It’s hard to say this when there are otters swimming down your street and your living room’s knee deep in sewage but we ought to be grateful for the rain. It’s a wet planet we live on – 71% of its surface is covered in water (probably more like 72% at the moment) – and that is what makes it our home.
We are wet. More than 50% of the human body is water and if we don’t drink the stuff for three days we die. Simple as that. We wouldn’t last long on Mars.
The reason I’m telling you all this stuff you probably already know is because of the word dishevelled. I’ll explain.
Dishevelled is one of those words that suggests there ought to be an opposite – ‘shevelled’, or perhaps ‘hevelled’ – just as ‘disapproving’ has ‘approving’ – but words aren’t always formed that way. In the case of dishevelled, the word was coined by the French: ‘deschevele’, which literally meant de-haired (chevel meaning hair in Old French), or shaven-headed to you and me. They didn’t bother with a word for ‘haired’ because they didn’t need to; that was the default.
When hairdos became fashionable in the 15th century, ‘dishevelled’ came to apply to hair that wasn’t coiffured, rather than hair that wasn’t there. Soon after that it came to apply to general scruffiness, of clothes as well as hair.

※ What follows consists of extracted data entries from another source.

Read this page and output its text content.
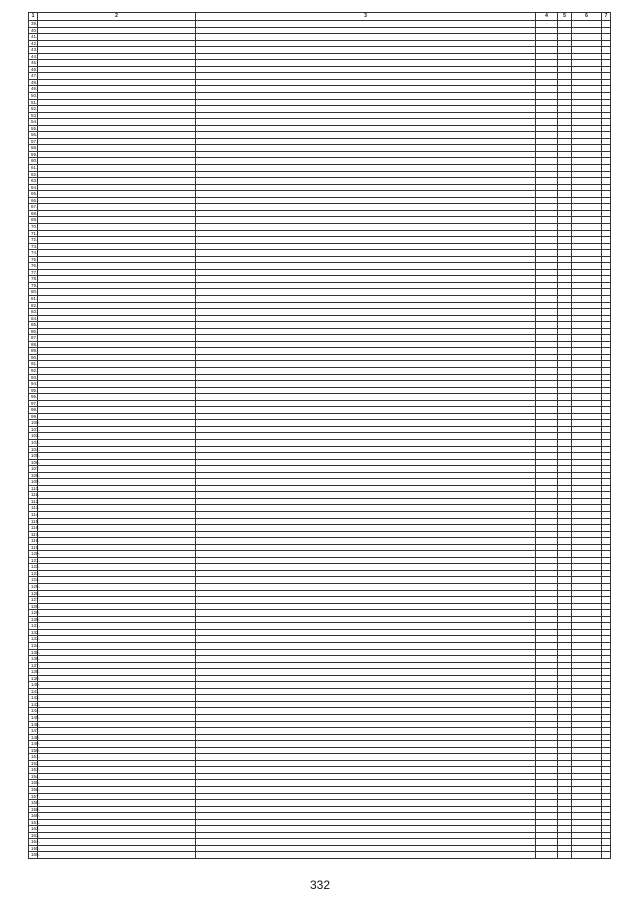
1	2	3	4	5	6	7
39.						
40.						
41.						
42.						
43.						
44.						
45.						
46.						
47.						
48.						
49.						
50.						
51.						
52.						
53.						
54.						
55.						
56.						
57.						
58.						
59.						
60.						
61.						
62.						
63.						
64.						
65.						
66.						
67.						
68.						
69.						
70.						
71.						
72.						
73.						
74.						
75.						
76.						
77.						
78.						
79.						
80.						
81.						
82.						
83.						
84.						
85.						
86.						
87.						
88.						
89.						
90.						
91.						
92.						
93.						
94.						
95.						
96.						
97.						
98.						
99.						
100.						
101.						
102.						
103.						
104.						
105.						
106.						
107.						
108.						
109.						
110.						
111.						
112.						
113.						
114.						
115.						
116.						
117.						
118.						
119.						
120.						
121.						
122.						
123.						
124.						
125.						
126.						
127.						
128.						
129.						
130.						
131.						
132.						
133.						
134.						
135.						
136.						
137.						
138.						
139.						
140.						
141.						
142.						
143.						
144.						
145.						
146.						
147.						
148.						
149.						
150.						
151.						
152.						
153.						
154.						
155.						
156.						
157.						
158.						
159.						
160.						
161.						
162.						
163.						
164.						
165.						
166.						
332
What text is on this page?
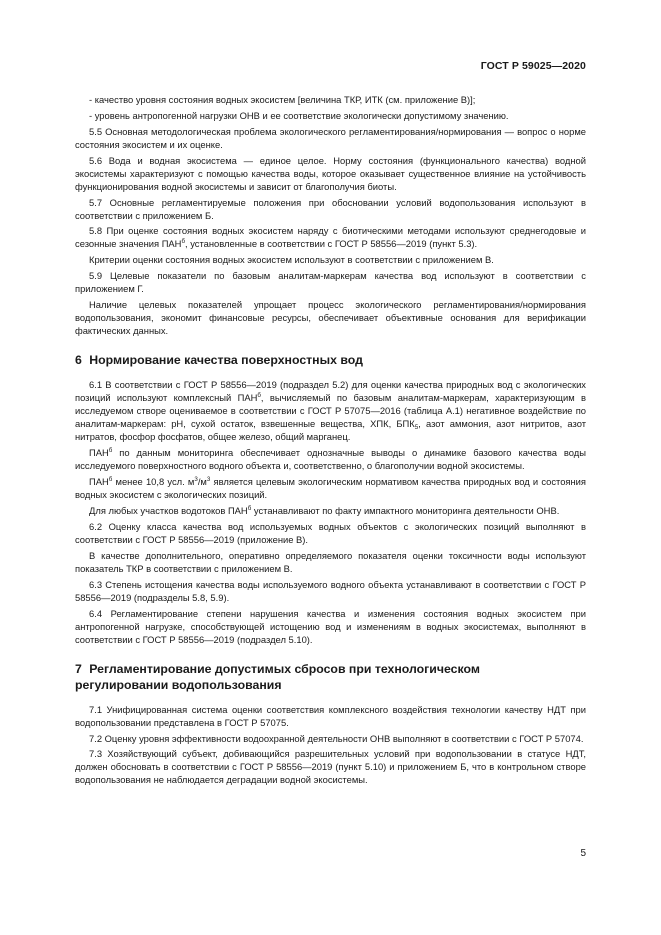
ГОСТ Р 59025—2020

- качество уровня состояния водных экосистем [величина ТКР, ИТК (см. приложение В)];

- уровень антропогенной нагрузки ОНВ и ее соответствие экологически допустимому значению.

5.5 Основная методологическая проблема экологического регламентирования/нормирования — вопрос о норме состояния экосистем и их оценке.

5.6 Вода и водная экосистема — единое целое. Норму состояния (функционального качества) водной экосистемы характеризуют с помощью качества воды, которое оказывает существенное влияние на устойчивость функционирования водной экосистемы и зависит от благополучия биоты.

5.7 Основные регламентируемые положения при обосновании условий водопользования используют в соответствии с приложением Б.

5.8 При оценке состояния водных экосистем наряду с биотическими методами используют среднегодовые и сезонные значения $ПАН^б$, установленные в соответствии с ГОСТ Р 58556—2019 (пункт 5.3).

Критерии оценки состояния водных экосистем используют в соответствии с приложением В.

5.9 Целевые показатели по базовым аналитам-маркерам качества вод используют в соответствии с приложением Г.

Наличие целевых показателей упрощает процесс экологического регламентирования/нормирования водопользования, экономит финансовые ресурсы, обеспечивает объективные основания для верификации фактических данных.

6 Нормирование качества поверхностных вод

6.1 В соответствии с ГОСТ Р 58556—2019 (подраздел 5.2) для оценки качества природных вод с экологических позиций используют комплексный $ПАН^б$, вычисляемый по базовым аналитам-маркерам, характеризующим в исследуемом створе оцениваемое в соответствии с ГОСТ Р 57075—2016 (таблица А.1) негативное воздействие по аналитам-маркерам: рН, сухой остаток, взвешенные вещества, ХПК, $БПК_5$, азот аммония, азот нитритов, азот нитратов, фосфор фосфатов, общее железо, общий марганец.

$ПАН^б$ по данным мониторинга обеспечивает однозначные выводы о динамике базового качества воды исследуемого поверхностного водного объекта и, соответственно, о благополучии водной экосистемы.

$ПАН^б$ менее 10,8 усл. $м^3/м^3$ является целевым экологическим нормативом качества природных вод и состояния водных экосистем с экологических позиций.

Для любых участков водотоков $ПАН^б$ устанавливают по факту импактного мониторинга деятельности ОНВ.

6.2 Оценку класса качества вод используемых водных объектов с экологических позиций выполняют в соответствии с ГОСТ Р 58556—2019 (приложение В).

В качестве дополнительного, оперативно определяемого показателя оценки токсичности воды используют показатель ТКР в соответствии с приложением В.

6.3 Степень истощения качества воды используемого водного объекта устанавливают в соответствии с ГОСТ Р 58556—2019 (подразделы 5.8, 5.9).

6.4 Регламентирование степени нарушения качества и изменения состояния водных экосистем при антропогенной нагрузке, способствующей истощению вод и изменениям в водных экосистемах, выполняют в соответствии с ГОСТ Р 58556—2019 (подраздел 5.10).

7 Регламентирование допустимых сбросов при технологическом
регулировании водопользования

7.1 Унифицированная система оценки соответствия комплексного воздействия технологии качеству НДТ при водопользовании представлена в ГОСТ Р 57075.

7.2 Оценку уровня эффективности водоохранной деятельности ОНВ выполняют в соответствии с ГОСТ Р 57074.

7.3 Хозяйствующий субъект, добивающийся разрешительных условий при водопользовании в статусе НДТ, должен обосновать в соответствии с ГОСТ Р 58556—2019 (пункт 5.10) и приложением Б, что в контрольном створе водопользования не наблюдается деградации водной экосистемы.

5
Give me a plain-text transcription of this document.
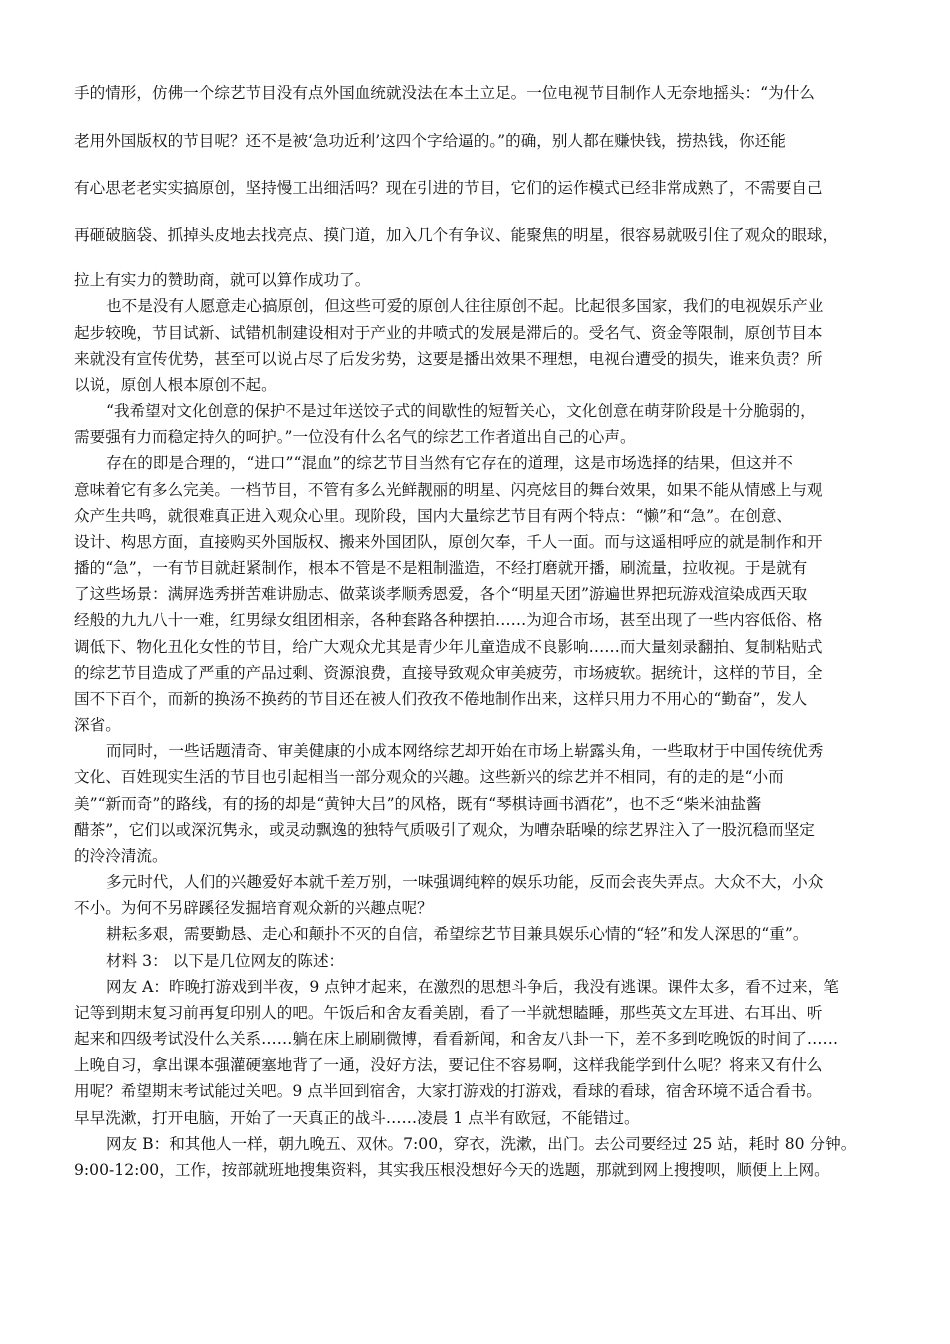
手的情形，仿佛一个综艺节目没有点外国血统就没法在本土立足。一位电视节目制作人无奈地摇头：“为什么
老用外国版权的节目呢？还不是被‘急功近利’这四个字给逼的。”的确，别人都在赚快钱，捞热钱，你还能
有心思老老实实搞原创，坚持慢工出细活吗？现在引进的节目，它们的运作模式已经非常成熟了，不需要自己
再砸破脑袋、抓掉头皮地去找亮点、摸门道，加入几个有争议、能聚焦的明星，很容易就吸引住了观众的眼球，
拉上有实力的赞助商，就可以算作成功了。
也不是没有人愿意走心搞原创，但这些可爱的原创人往往原创不起。比起很多国家，我们的电视娱乐产业
起步较晚，节目试新、试错机制建设相对于产业的井喷式的发展是滞后的。受名气、资金等限制，原创节目本
来就没有宣传优势，甚至可以说占尽了后发劣势，这要是播出效果不理想，电视台遭受的损失，谁来负责？所
以说，原创人根本原创不起。
“我希望对文化创意的保护不是过年送饺子式的间歇性的短暂关心，文化创意在萌芽阶段是十分脆弱的，
需要强有力而稳定持久的呵护。”一位没有什么名气的综艺工作者道出自己的心声。
存在的即是合理的，“进口”“混血”的综艺节目当然有它存在的道理，这是市场选择的结果，但这并不
意味着它有多么完美。一档节目，不管有多么光鲜靓丽的明星、闪亮炫目的舞台效果，如果不能从情感上与观
众产生共鸣，就很难真正进入观众心里。现阶段，国内大量综艺节目有两个特点：“懒”和“急”。在创意、
设计、构思方面，直接购买外国版权、搬来外国团队，原创欠奉，千人一面。而与这遥相呼应的就是制作和开
播的“急”，一有节目就赶紧制作，根本不管是不是粗制滥造，不经打磨就开播，刷流量，拉收视。于是就有
了这些场景：满屏选秀拼苦难讲励志、做菜谈孝顺秀恩爱，各个“明星天团”游遍世界把玩游戏渲染成西天取
经般的九九八十一难，红男绿女组团相亲，各种套路各种摆拍……为迎合市场，甚至出现了一些内容低俗、格
调低下、物化丑化女性的节目，给广大观众尤其是青少年儿童造成不良影响……而大量刻录翻拍、复制粘贴式
的综艺节目造成了严重的产品过剩、资源浪费，直接导致观众审美疲劳，市场疲软。据统计，这样的节目，全
国不下百个，而新的换汤不换药的节目还在被人们孜孜不倦地制作出来，这样只用力不用心的“勤奋”，发人
深省。
而同时，一些话题清奇、审美健康的小成本网络综艺却开始在市场上崭露头角，一些取材于中国传统优秀
文化、百姓现实生活的节目也引起相当一部分观众的兴趣。这些新兴的综艺并不相同，有的走的是“小而
美”“新而奇”的路线，有的扬的却是“黄钟大吕”的风格，既有“琴棋诗画书酒花”，也不乏“柴米油盐酱
醋茶”，它们以或深沉隽永，或灵动飘逸的独特气质吸引了观众，为嘈杂聒噪的综艺界注入了一股沉稳而坚定
的泠泠清流。
多元时代，人们的兴趣爱好本就千差万别，一味强调纯粹的娱乐功能，反而会丧失弄点。大众不大，小众
不小。为何不另辟蹊径发掘培育观众新的兴趣点呢？
耕耘多艰，需要勤恳、走心和颠扑不灭的自信，希望综艺节目兼具娱乐心情的“轻”和发人深思的“重”。
材料 3： 以下是几位网友的陈述：
网友 A：昨晚打游戏到半夜，9 点钟才起来，在激烈的思想斗争后，我没有逃课。课件太多，看不过来，笔
记等到期末复习前再复印别人的吧。午饭后和舍友看美剧，看了一半就想瞌睡，那些英文左耳进、右耳出、听
起来和四级考试没什么关系……躺在床上刷刷微博，看看新闻，和舍友八卦一下，差不多到吃晚饭的时间了……
上晚自习，拿出课本强灌硬塞地背了一通，没好方法，要记住不容易啊，这样我能学到什么呢？将来又有什么
用呢？希望期末考试能过关吧。9 点半回到宿舍，大家打游戏的打游戏，看球的看球，宿舍环境不适合看书。
早早洗漱，打开电脑，开始了一天真正的战斗……凌晨 1 点半有欧冠，不能错过。
网友 B：和其他人一样，朝九晚五、双休。7:00，穿衣，洗漱，出门。去公司要经过 25 站，耗时 80 分钟。
9:00-12:00，工作，按部就班地搜集资料，其实我压根没想好今天的选题，那就到网上搜搜呗，顺便上上网。
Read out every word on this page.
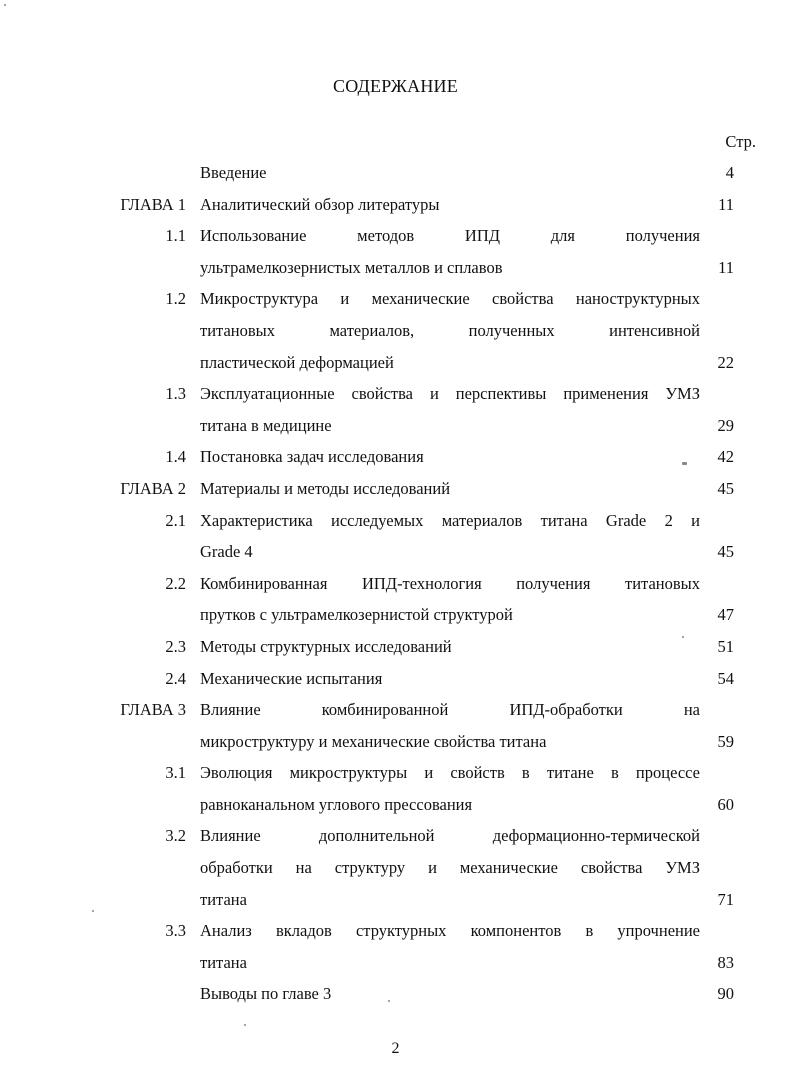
СОДЕРЖАНИЕ
Стр.
Введение	4
ГЛАВА 1 Аналитический обзор литературы	11
1.1 Использование методов ИПД для получения
ультрамелкозернистых металлов и сплавов	11
1.2 Микроструктура и механические свойства наноструктурных
титановых материалов, полученных интенсивной
пластической деформацией	22
1.3 Эксплуатационные свойства и перспективы применения УМЗ
титана в медицине	29
1.4 Постановка задач исследования	42
ГЛАВА 2 Материалы и методы исследований	45
2.1 Характеристика исследуемых материалов титана Grade 2 и
Grade 4	45
2.2 Комбинированная ИПД-технология получения титановых
прутков с ультрамелкозернистой структурой	47
2.3 Методы структурных исследований	51
2.4 Механические испытания	54
ГЛАВА 3 Влияние комбинированной ИПД-обработки на
микроструктуру и механические свойства титана	59
3.1 Эволюция микроструктуры и свойств в титане в процессе
равноканальном углового прессования	60
3.2 Влияние дополнительной деформационно-термической
обработки на структуру и механические свойства УМЗ
титана	71
3.3 Анализ вкладов структурных компонентов в упрочнение
титана	83
Выводы по главе 3	90
2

If there ever was a word ‘shevelled’ in circulation (and there seems to be some evidence of a few mavericks trying to use it around the time King Charles I was having his hairdo permanently rearranged), it was a derivation of ‘dishevelled’, rather than the other way round.
There are lots of words like this in the English language (see Whelm). Back in 1995, The New Yorker published an article entitled How I Met My Wife, by an enigmatic writer and frog collector called Jack Winter. It was a short story, peppered with words like ‘chalant’, ‘descript’ and ‘shevelled’ and phrases like ‘there were two ways about it’ and ‘it would be skin off my nose’. To be honest, it becomes hard work after the first few sentences (Hey! Who shouted, “Pot and kettle”?) but the point is well made.
One word that doesn’t feature in the story is ‘undate’ – the hypothetical opposite of ‘inundate’. ‘Undate’ doesn’t exist in English – unless someone, somewhere is using it as a slang term meaning to stop going out with someone. Just as flammable and inflammable mean the same thing, if there was a proper word to ‘undate’ it would mean the same as ‘inundate’ anyway – to flood or swamp.
Latin scholars among you will know that inundate comes from ‘unda’, meaning ‘wave’, and giving us other words like redundant (literally ‘overflowing’) and undulation, but did you know that the root of the Latin is a Proto-Indo-European word for water and wet, which, when twisted through various tongues, forms the basis of all those Greek-based ‘hydra…’ words (hydrant, hydration, carbohydrate etc), the Latin ‘unda’ words, as well as a bunch of other water-related words like ‘vodka’, ‘whiskey’ and ‘otter’. There’s a joke in there somewhere about mixing your minks.
Did you know that otters have the thickest fur of all mammals? If an otter ever got bored and decided to count its hair, it would find around a million in every square inch of its body. In fact, otters have two layers of fur, one short, one long. They are the epitome of shevelment.